Despite the clear importance of viruses in soil microbiomes, their role in regulating microbe-microbe and plant-microbe interactions in the rhizosphere (the microenvironment at the interface of roots and soil) is unknown. To understand these processes, it is necessary to study the properties of plants, bacteria, and viruses within the context of a multipartite functional system, establishing links between viruses and the ability of infected bacteria to colonize plant roots and influence plant phenotypes.
A recent Laboratory Directed Research and Development (LDRD) Lawrence Berkeley National Laboratory award has enabled the team to identify a viral-bacterial-plant tripartite system where prophages of the root-colonizing bacterium Pseudomonas simiae WCS417 were detected and experimentally determined to be active. The project also leveraged high-throughput mutagenesis (randomly barcoded transposon insertion sequencing; RB-TnSeq) to evaluate the potential for viral genes to modulate the colonization efficiency of their bacterial host. Two of these genes that cause reduced fitness in the rhizosphere when mutated are components of a latent bacteriophage and are present among two phage loci ranging in size from 15 to 65 kilobase pairs.

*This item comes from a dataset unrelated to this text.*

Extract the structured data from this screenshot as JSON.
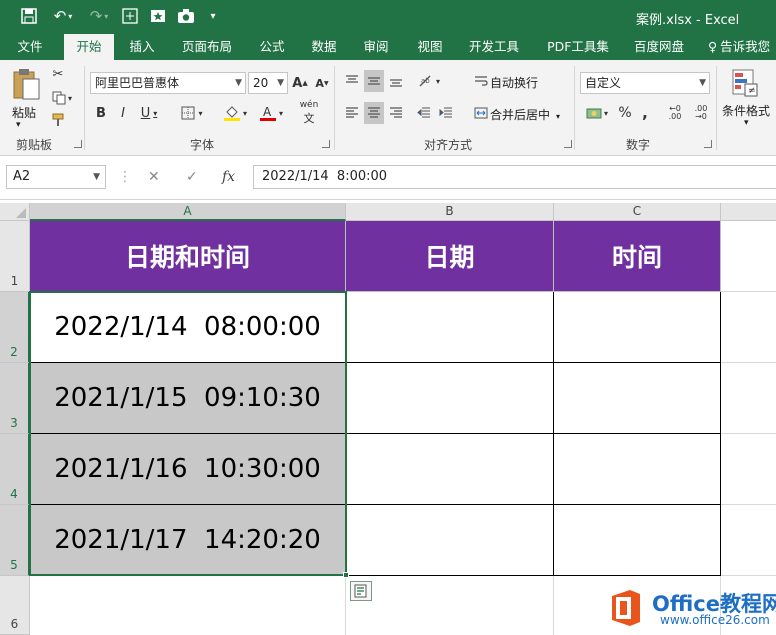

Using a loss of function approach, researchers generated green fluorescent protein–labeled phage gene deletion mutants to conduct experimental characterization studies such as competition tests, root colonization assays, and phenotypic comparative assessments. The team identified clear changes in metabolic profile between no bacteria controls and bacteria treatments from pilot in vivo targeted metabolomics experiments conducted in liquid growth media. These findings suggest the possibility that bacteriophages are involved in modulating the ability of bacteria to colonize plants. This approach therefore supports understanding and predicting how viruses may impact a given microbiome. However, extending understanding of these relationships more broadly across the rhizosphere is limited by the ability to connect the diversity of bacteria and prophages, as it relates to plants.
The project proposes to further understand the role of soil viruses in modulating plant-associated bacteria and to shed light on interkingdom signaling, resource sharing, and global nutrient cycling. By using an integrated computational and experimental design, the team seeks to understand how viruses modulate plant-microbe interactions, contribute to nutrient cycling, and work in response to dramatically altered water availability wrought by a changing climate.
References
Breitbart, M., et al. 2018. “Phage Puppet Masters of the Marine Microbial Realm,” Nature Microbiology 3, 754–66.
Wang, S., et al. 2022. “Experimental Evidence for the Impact of Phages on Mineralization of Soil-Derived Dissolved Organic Matter Under Different Temperature Regimes,” Science of the Total Environment 846, 157517.
Funding Information
This work was supported by the Lawrence Berkeley National Laboratory, Laboratory Directed Research and Development Program (LBNL LDRD #23-105).